Alonso gave the women leave to file an amended complaint incorporating market power allegations, but they declined to do so, after which he dismissed their complaint without prejudice. 

In arguments following that decision, the U.S. Justice Department under Democrat President Joe Biden weighed in on the side of the plaintiffs, asserting Alonso had misread the case and the law.

Before the Seventh Circuit, the workers argued they never forfeited the opportunity to make a market power case, calling it “too obvious to need allegations and proof,” Easterbrook wrote.

“But that line of argument depends on treating ‘workers at McDonald’s’ as an economic market,” Easterbrook wrote. “That’s not sound. People who work at McDonald’s one week can work at Wendy’s the next, and the reverse. People entering the labor market can choose where to go — and fast-food restaurants are only one of many options. If wages are too low at one chain, people can choose other employers. The mobility of workers — both from one employer to another and from one neighborhood to another — makes it impossible to treat employees at a single chain as a market.”

Alonso noted there are up to 50 fast food restaurants within three miles of Deslandes’ home and 517 within 10 miles. The panel said Alsonso wasn’t wrong to determine fast food employment isn’t a single market. However, Easterbook continued, Alosno was too quick to jettison another potential legal theory under antitrust claims.

“The complaint alleges a horizontal restraint, and market power is not essential to antitrust claims involving naked agreements among competitors,” Easterbrook wrote. Not all horizontal agreements are illegal, he continued, but although the anti-poach clause was included in franchise agreements as a way to bolster overall success, that approach supposes potential benefits to customers justifies suppressing wages.

“Is there some reason to think that a no-poach clause promotes the production of restaurant food?” Easterbrook wrote. “Maybe it just takes advantage of workers’ sunk costs and helps each business’s bottom line, without adding to output.”
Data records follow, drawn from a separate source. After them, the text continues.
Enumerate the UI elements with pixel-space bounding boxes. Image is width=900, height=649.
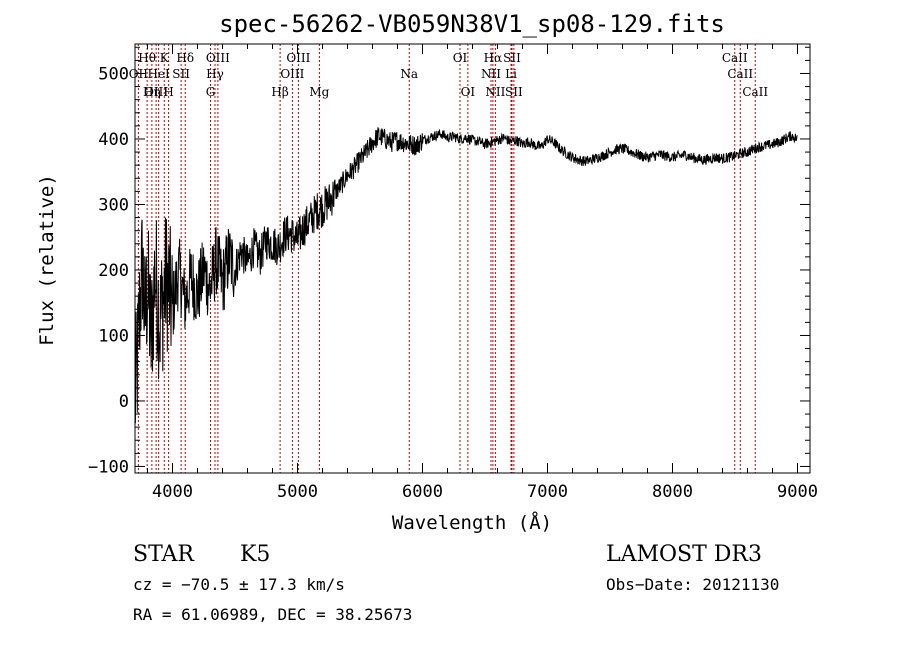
spectral-line-label: G bbox=[206, 85, 216, 99]
coordinates-info: RA = 61.06989, DEC = 38.25673 bbox=[133, 605, 412, 624]
spectral-line-label: OIII bbox=[144, 85, 168, 99]
spectral-line-label: Hβ bbox=[271, 85, 288, 99]
spectral-line-label: Hγ bbox=[206, 67, 224, 81]
spectral-line-label: NII bbox=[485, 85, 505, 99]
y-axis-title: Flux (relative) bbox=[36, 174, 58, 346]
spectral-line-label: CaII bbox=[742, 85, 768, 99]
spectral-line-label: OIII bbox=[286, 51, 310, 65]
spectral-line-label: Mg bbox=[309, 85, 329, 99]
spectral-line-label: Na bbox=[400, 67, 418, 81]
spectral-line-markers bbox=[137, 44, 756, 473]
spectral-line-label: OI bbox=[461, 85, 476, 99]
spectral-line-label: OI bbox=[453, 51, 468, 65]
x-tick-label: 5000 bbox=[277, 482, 318, 502]
y-tick-label: 400 bbox=[98, 130, 129, 150]
redshift-info: cz = −70.5 ± 17.3 km/s bbox=[133, 575, 345, 594]
x-tick-label: 8000 bbox=[652, 482, 693, 502]
object-subclass: K5 bbox=[240, 542, 270, 567]
x-tick-label: 4000 bbox=[152, 482, 193, 502]
spectral-line-label: HeI bbox=[147, 67, 170, 81]
y-tick-label: 500 bbox=[98, 64, 129, 84]
spectral-line-label: Hδ bbox=[176, 51, 194, 65]
observation-date: Obs−Date: 20121130 bbox=[606, 575, 779, 594]
survey-name: LAMOST DR3 bbox=[606, 542, 762, 567]
spectral-line-label: CaII bbox=[722, 51, 748, 65]
spectral-line-label: Hθ bbox=[138, 51, 156, 65]
y-axis-ticks: −100 0 100 200 300 400 500 bbox=[88, 46, 810, 477]
x-tick-label: 9000 bbox=[777, 482, 818, 502]
spectral-line-label: CaII bbox=[727, 67, 753, 81]
spectral-line-label: SII bbox=[505, 85, 523, 99]
spectral-line-label: Li bbox=[505, 67, 517, 81]
spectral-line-label: SII bbox=[172, 67, 190, 81]
spectral-line-label: H bbox=[163, 85, 173, 99]
y-tick-label: 0 bbox=[119, 392, 129, 412]
y-tick-label: 100 bbox=[98, 326, 129, 346]
spectral-line-labels: Hθ OII OIII K HeI Hη H SII Hδ OIII Hγ G Hβ OIII OIII Mg… bbox=[129, 51, 769, 99]
spectrum-series-line bbox=[134, 127, 798, 424]
spectral-line-label: SII bbox=[503, 51, 521, 65]
spectral-line-label: OII bbox=[129, 67, 149, 81]
spectral-line-label: NII bbox=[481, 67, 501, 81]
x-tick-label: 6000 bbox=[402, 482, 443, 502]
spectral-line-label: K bbox=[160, 51, 170, 65]
chart-title: spec-56262-VB059N38V1_sp08-129.fits bbox=[219, 10, 725, 38]
object-class: STAR bbox=[133, 542, 195, 567]
y-tick-label: 200 bbox=[98, 261, 129, 281]
y-tick-label: −100 bbox=[88, 457, 129, 477]
x-axis-title: Wavelength (Å) bbox=[392, 511, 552, 534]
spectral-line-label: Hη bbox=[143, 85, 161, 99]
spectral-line-label: OIII bbox=[206, 51, 230, 65]
x-axis-ticks: 4000 5000 6000 7000 8000 9000 bbox=[147, 44, 818, 502]
spectral-line-label: Hα bbox=[484, 51, 503, 65]
x-tick-label: 7000 bbox=[527, 482, 568, 502]
y-tick-label: 300 bbox=[98, 195, 129, 215]
spectral-line-label: OIII bbox=[280, 67, 304, 81]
Deslandes alleged she tried to leverage her corporate training — completed while earning lower wages — by seeking an open position with better pay at a different McDonald’s, but said the policy specifically kept workers from making such advancements.

“So what was the no-poach clause doing?” Easterbrook wrote. “Was it protecting franchises’ investments in training, or was it allowing them to appropriate the value of workers’ own investments? That question can’t be answered by observing that any given franchise contract, viewed by itself, expands the output of food.”

The panel noted the clause was nationwide in scope; that the no compete clause wasn’t linked to estimates of the time a McDonald’s franchise would need to recover training investments; and the panel said those and other questions not only “require careful economic analysis” but represent issues inherent to McDonald’s defense of the clause as ancillary to business operations, which is not something the workers needed to have in their complaint to survive dismissal.

With his judgment vacated, Easterbrook wrote, Alonso “may think it wise to reconsider” class certification on remand.

In his concurrence, Ripple noted that as the case resumes in district court, “the defendants bear the burden of establishing that the no-poaching clause in the franchise agreement qualifies as an ancillary restraint.”

However, he added, the majority opinion isn’t an assessment of the future economic analysis or other potential legal strategies, nor did he consider it an undermining of well-established antritrust law precedent with regard to legitimate cooperative practices.

The plaintiffs’ lawyers include attorneys from the firms of McCune Wright Arevalo, of Ontario, California; Lieff, Cabraser, Heimann & Berstein, of San Francisco; and Scott + Scott Attorneys, of New York and San Diego.

McDonald’s is defended by the Los Angeles firm of Gibson, Dunn & Crutcher and the Chicago firm of A&G Law.